I have weird feet. Sometimes I call them fat feet, but they’re not truly wide. They’re also definitely not a true medium. There’s a serious Goldilocks issue here, folks, and until I find my “just right,” I wouldn’t wish this scenario on any shoe salesman or woman anywhere.
With Zappos.com, I can fill my digital cart to its brim, walk away, come back 15 minutes later, review, delete, add and ponder, all while irking nary a salesperson. My busy little mouse is the one burning calories, not the store employees, and they’d thank me for it, I’m sure.
While I consider my feet “problem feet” and my healing knee the thing that keeps the problem — these days, anyway — front and center, I somehow refuse to spend more than $100 on any pair.
Which leads me to the title of this post.
“You get what you give” is a common phrase, because it’s true. While I was looking wistfully at a super cute $200+ pair of shoes that I have no business putting on, I wondered if they’d deliver everything those 20,000 pennies promised.
“Sure,” I thought to myself. “Why not?”
Then I remembered why not. Two words (in this case): designer label.
You’re not paying for a designer label to cradle your foot in a hammock of bliss, you’re buying it to say simply, “Hey, look at my designer shoes.” In the meantime, you’re walking around in pain, but what’s a little limp when cuteness is front and center?
I thought it might be best to delete four pairs of the shoes in my cart and replace them with two really, super quality [non-designer and uber-sensible] shoes, but I couldn’t do it.
I don’t know that I’m ready just yet to spend a solid wad of cash on a pair of shoes that I, as history has taught me, may very well push to the back of my closet because I prefer others instead. Maybe someday, though.
$100.00 and under is more than a way to filter your search on a shoe website. It’s a life lesson that reminds us that if we take a chance on something that could promise more — more style, more comfort, more of anything — we’ll get more.

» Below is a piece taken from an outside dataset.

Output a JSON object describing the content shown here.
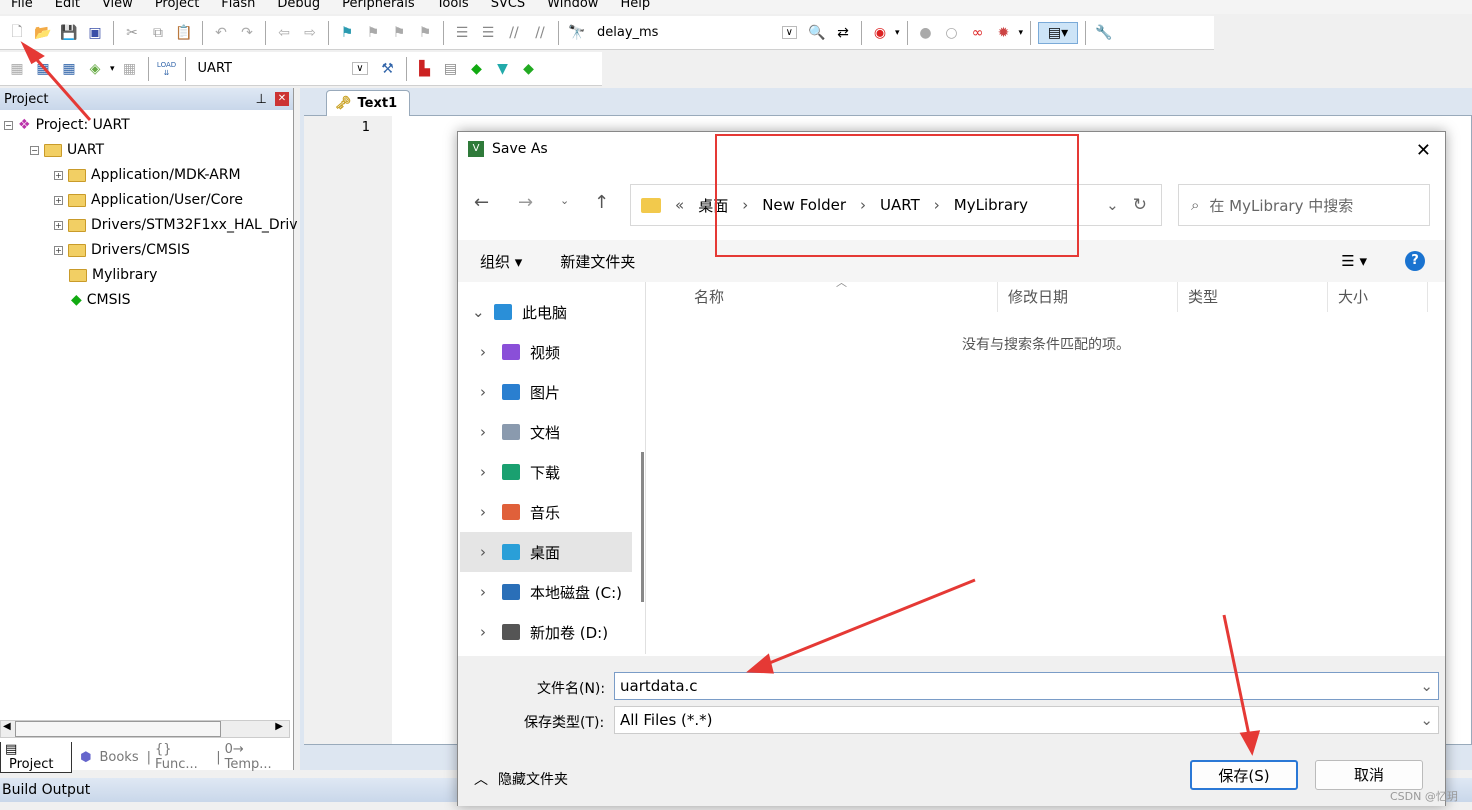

Now, whether “more” ends up manifesting itself in the form of foot pain, credit card debt or — since it’s not impossible — the most comfortable pair of shoes you’ve ever owned, the learning (good or bad) often times is exponentially higher the more you invest.
Tonight I am thankful for the little reminder that my choice-narrowing filter gave me. Go less, and you’ll get less — of something. Go big, and you’ll get big — of something else. And if you’re most comfortable in the middle-ground, don’t forget about those bigger things out there. They’ll be ready for you when you’re ready for them.